OPINION:
America is the land of opportunity for everyone. Since Donald Trump was elected president, there has been no end to the occasions for the losers to pull on their sneakers and take to the streets. They only have to remember the cause of the day and show up with an appropriate sign or banner. Marching is the social life of the lonely and the sore of foot.
Monday was May Day, the annual celebration of the misery of the left. Last week was the March for Science, which gave way at the weekend to the People’s Climate March, and the climate seemed sent from the heaven good leftists imagine to be a myth. The mercury topped 90 degrees, with few clouds to break the sun’s unrelenting burn. It was just the sort of day to affirm with extreme prejudice the message of the likes of Leonardo DiCaprio, the celebrity of the day who trudged among the thousands holding aloft a placard: “Climate change is real.”
Who could doubt the climate is changing? Certainly not the “progressives” in Denver who, while the nation’s capital sweltered, marched in warm coats and galoshes through a foot of snow. Each day on Planet Earth brings a change in the weather. Hot or cold, wet or dry, flood or drought, it all fits comfortably under the heading of “climate change.”
But it’s an exercise in euphemism, meant to paper over actual meaning. Beneath the diverse universe of signage — Go vegan, Coal kills, USA: Too Beautiful to Trash, and even Land Rights Now in the Peruvian Amazon — is a place where the rubber of the sneaker and boot meets the road. The hot air about climate change was once focused on “global warming,” said to be caused by humans burning fossil fuels to build the civilization that is the envy of the ages. But the globe didn’t warm the way Al Gore said it would; the polar bears still have their ice floes and lower Manhattan is still above water. “Climate change” was coined to cover the inconvenient facts.

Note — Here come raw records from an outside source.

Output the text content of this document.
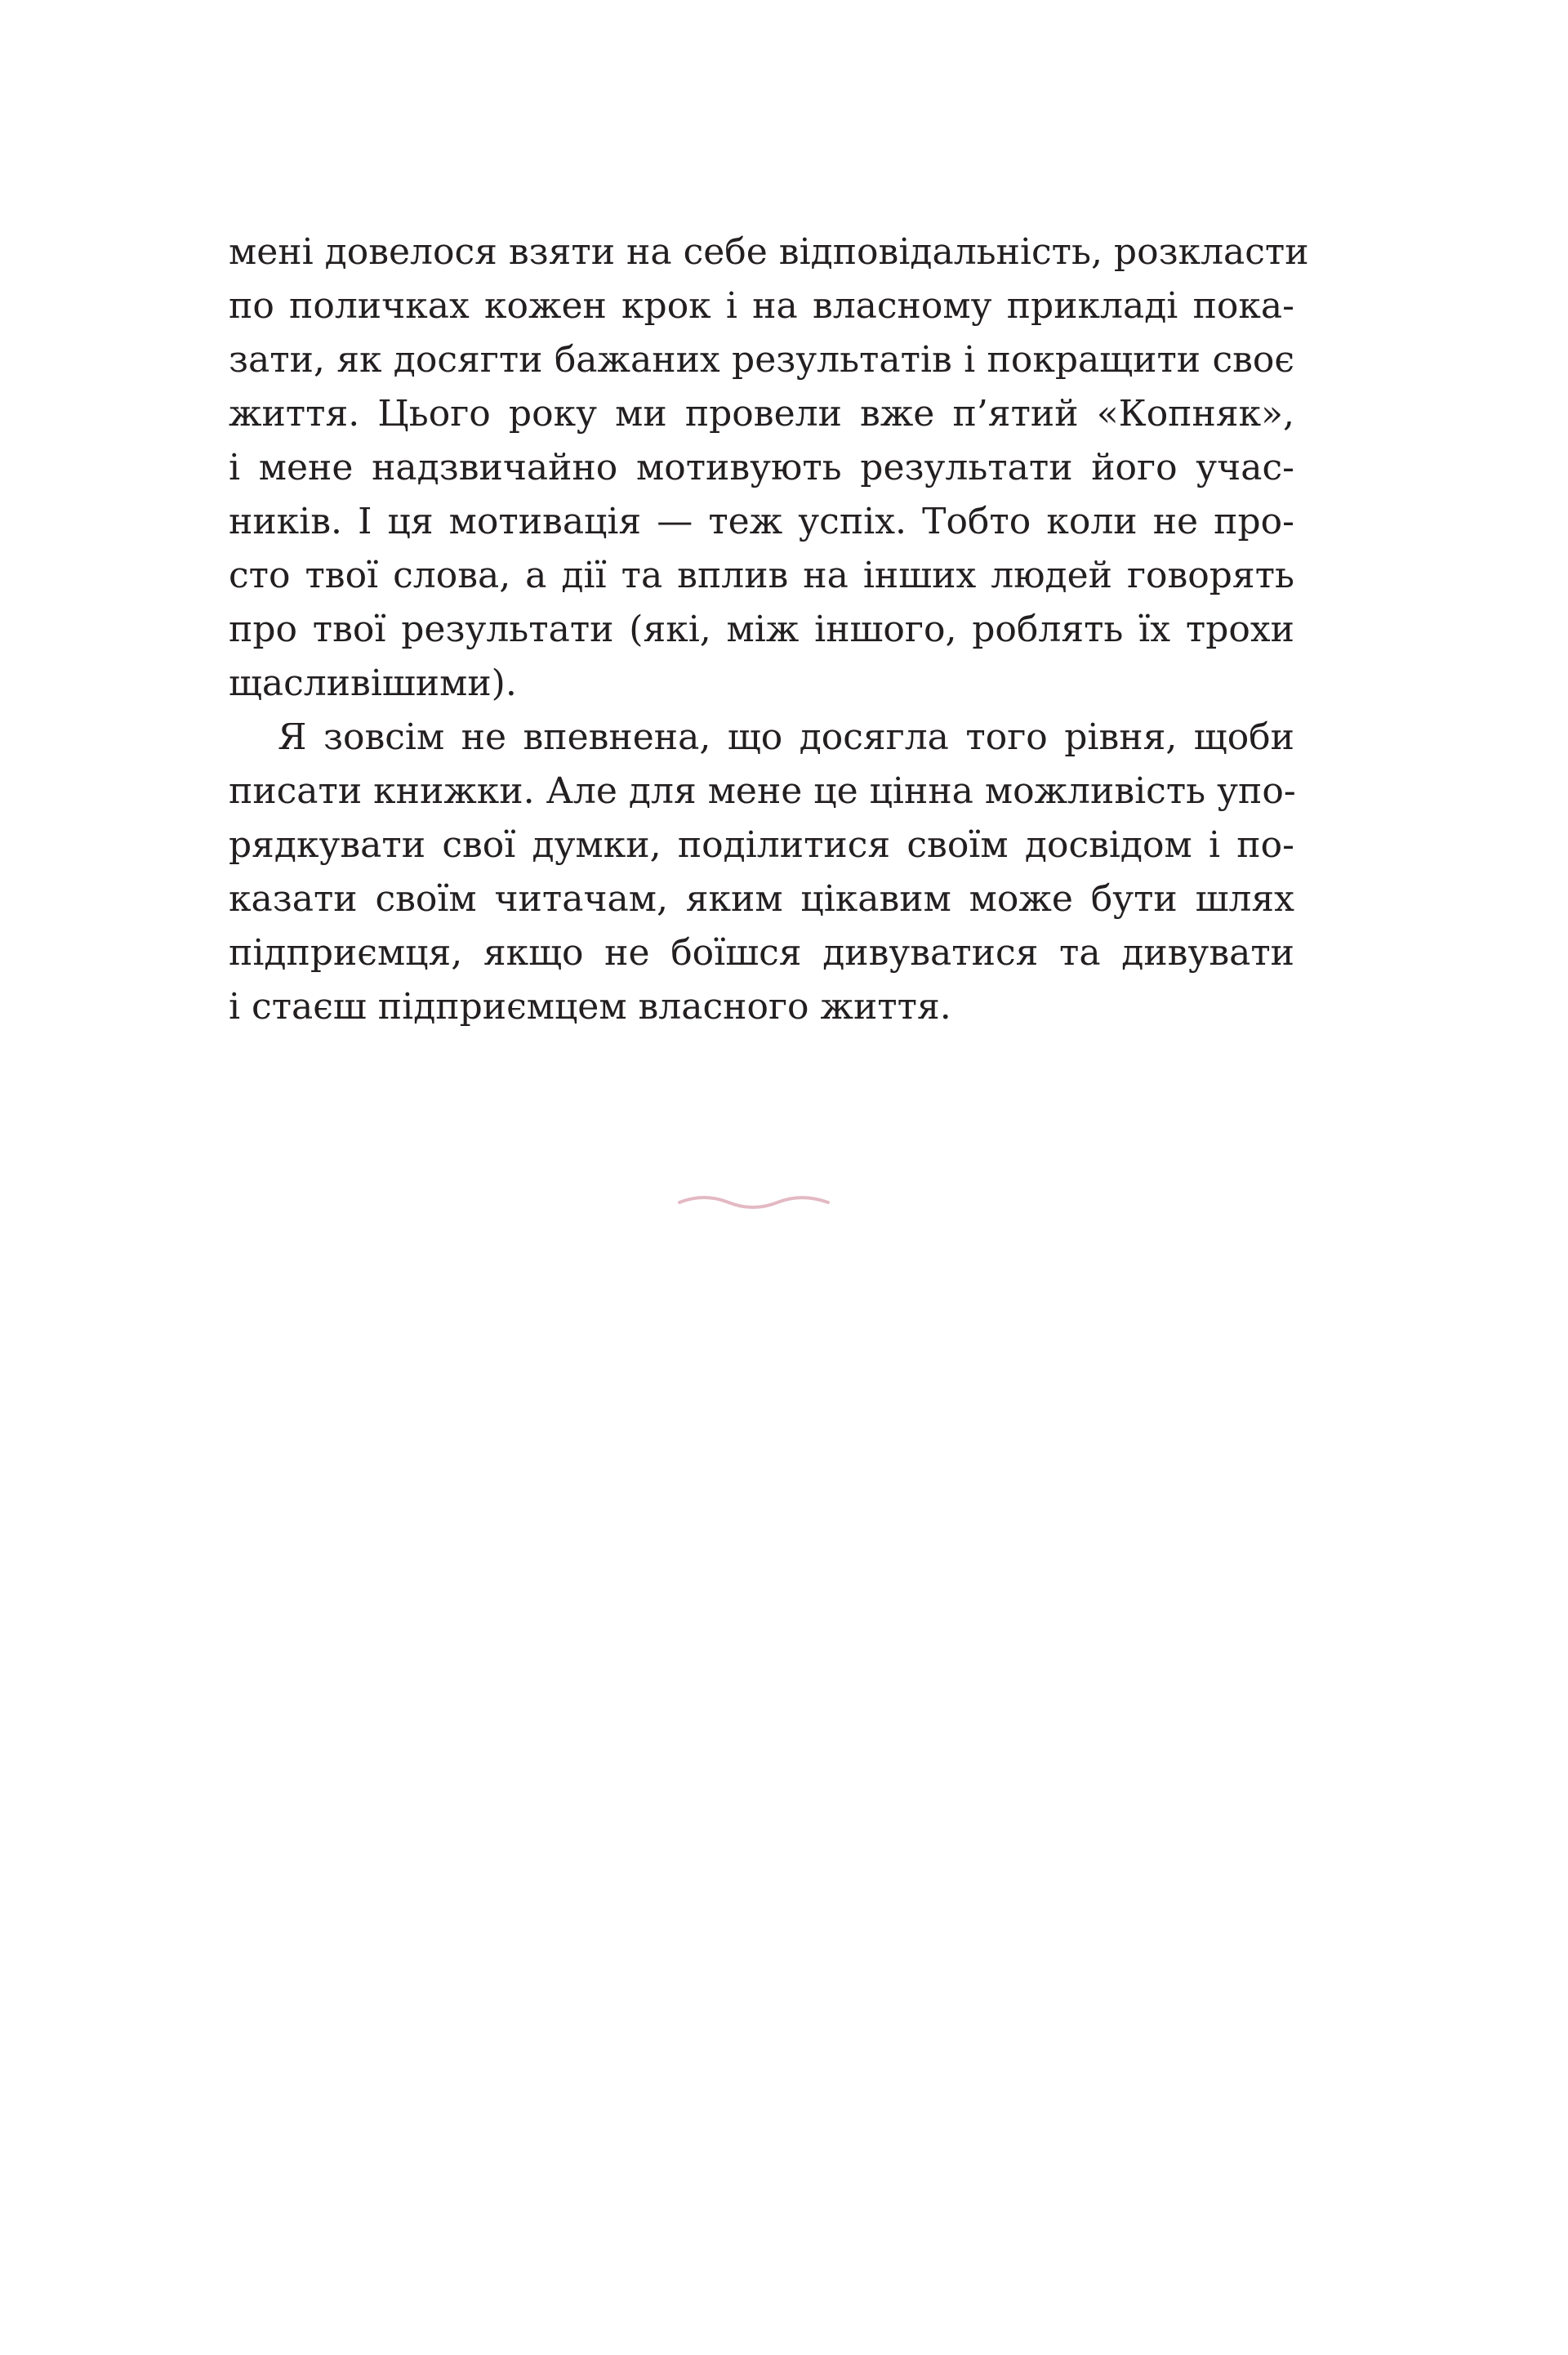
мені довелося взяти на себе відповідальність, розкласти
по поличках кожен крок і на власному прикладі пока-
зати, як досягти бажаних результатів і покращити своє
життя. Цього року ми провели вже п’ятий «Копняк»,
і мене надзвичайно мотивують результати його учас-
ників. І ця мотивація — теж успіх. Тобто коли не про-
сто твої слова, а дії та вплив на інших людей говорять
про твої результати (які, між іншого, роблять їх трохи
щасливішими).
Я зовсім не впевнена, що досягла того рівня, щоби
писати книжки. Але для мене це цінна можливість упо-
рядкувати свої думки, поділитися своїм досвідом і по-
казати своїм читачам, яким цікавим може бути шлях
підприємця, якщо не боїшся дивуватися та дивувати
і стаєш підприємцем власного життя.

The fads and foibles of human behavior encourage the urge to settle on an object of scorn that can be blamed for every woe, large and small. Barack Obama famously blamed George W. Bush for everything that went wrong in his administration, and now Donald Trump has become the perfect target for the warmists. During his first 100 days as president, Mr. Trump reversed Obama-era regulations meant to force the nation to substitute expensive renewable (and often unreliable) energy for affordable and dependable fossil fuels.
The new president has pulled the plug on his predecessor’s Clean Power Plan, rescinded the ban on offshore drilling in the Arctic Ocean, and paved the way for construction of the Keystone XL and Dakota Access pipelines.
Marchers in Washington, Denver and elsewhere itch to influence Mr. Trump’s coming decision on whether to honor the Paris Climate Agreement. The Paris pact was signed in 2015 and Mr. Trump has hammered it ever since. At his 100th-day rally in Harrisburg, Pa., on Saturday, Mr. Trump said the deal would reduce the U.S. gross domestic product by $2.5 trillion over a decade. It’s a drag on the American economy that a sea of protest signs can’t obscure.
A pact that forces the United States to cut back its industrial emissions while leaving economic powerhouses like China free of restrictions until 2030 is a bad deal for the United States. The United Nations concedes its proposal for limiting emissions will not achieve its temperature target, and envisions a “global stocktake” in 2018 to pressure nations to impose further restrictions.
Thousands march for “science” and “climate,” but millions labor to “make America great again,” the men and women who get up early to make their contribution to a more prosperous nation. They’re wasting no time searching for a social life in the street.